The law enforcers demand that the decision of the Supreme Court to extradite the businessman to Korea be canceled

Montenegrin prosecutor’s office has said that procedural norms were violated when deciding on Do Kwon’s extradition

22.03.2024 - 09:58


3 min

What’s new? The Prosecutor General’s Office of Montenegro has challenged the decision of the Supreme Court to extradite Terra blockchain founder Do Kwon to South Korea and refused to extradite him to the United States. According to law enforcers, the court conducted an abbreviated, rather than the usual procedure for considering the issue, and, exceeding its authority, made a decision on extradition, which can only be made by the Ministry of Justice.

Statement of the prosecutor’s office

What else is known? The claims of the Prosecutor's Office are related to violation of procedural norms and exceeding authority. In their petition to the Supreme Court for the protection of legality, law enforcers also noted that the Prosecutor General was not allowed to speak during the consideration of the appeal against the decision on extradition. In this connection, in their opinion, the court’s decision should be canceled.

In late February, the Supreme Court of Podgorica decided to extradite Kwon to the United States, rejecting the corresponding request of the South Korean authorities. The businessman’s lawyers successfully challenged the decision in the appeals court, after which the extradition case was sent for review. Following the review in early March, the Supreme Court decided to extradite Kwon to the authorities of South Korea, of which he is a citizen. On March 20, the decision was approved.

The court emphasized that it was guided by Article 26 of the International Legal Assistance in Criminal Matters Act, which applies when the extradition of the same person is requested by more than one country. In accordance with this article, the decision was made in favor of Korea, as its authorities were the first to file an extradition request.

The US intended to challenge the decision because Kwon’s fraud trial was scheduled to begin in March, and the authorities expected to have him in the country by then. Industry experts believe the businessman would receive a much lighter sentence in his home country, and even Korean investors demanded that the decision be reconsidered and he be extradited to the United States.

In Korea, the maximum sentence for financial crimes is usually 30-40 years. In the US, on the other hand, the court can impose consecutive sentences for each crime a defendant is found guilty of. For example, the maximum sentence for Sam Bankman-Fried, founder of the bankrupt crypto exchange FTX, is 115 years in prison; prosecutors requested 40 to 50 years for him.

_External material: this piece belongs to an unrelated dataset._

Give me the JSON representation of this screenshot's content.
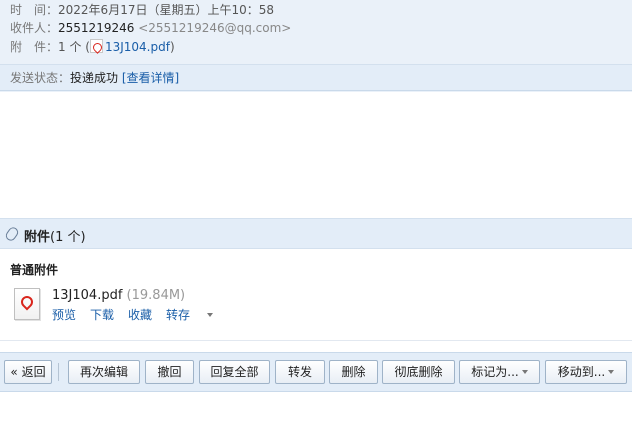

Also in the US, the founder of crypto mixer Bitcoin Fog, Roman Sterlingov, faces 50 years in prison for money laundering, while the head of crypto Ponzi scheme OneCoin, Karl Sebastian Greenwood, received 20 years in prison last year.

The collapse of the rates of the TerraUSD algorithmic stablecoin and the LUNA token in May 2022 caused $40 billion in losses to investors around the world. Authorities in South Korea and the United States accused Kwon and blockchain developer Terra of fraud and violating securities laws, while investors from several countries also filed class action lawsuits against the businessman.

After the collapse of Terra, Kwon was on the run, and only in March last year, he was arrested in Podgorica while trying to fly to Dubai using a fake passport, at which time he was already in the Interpol database.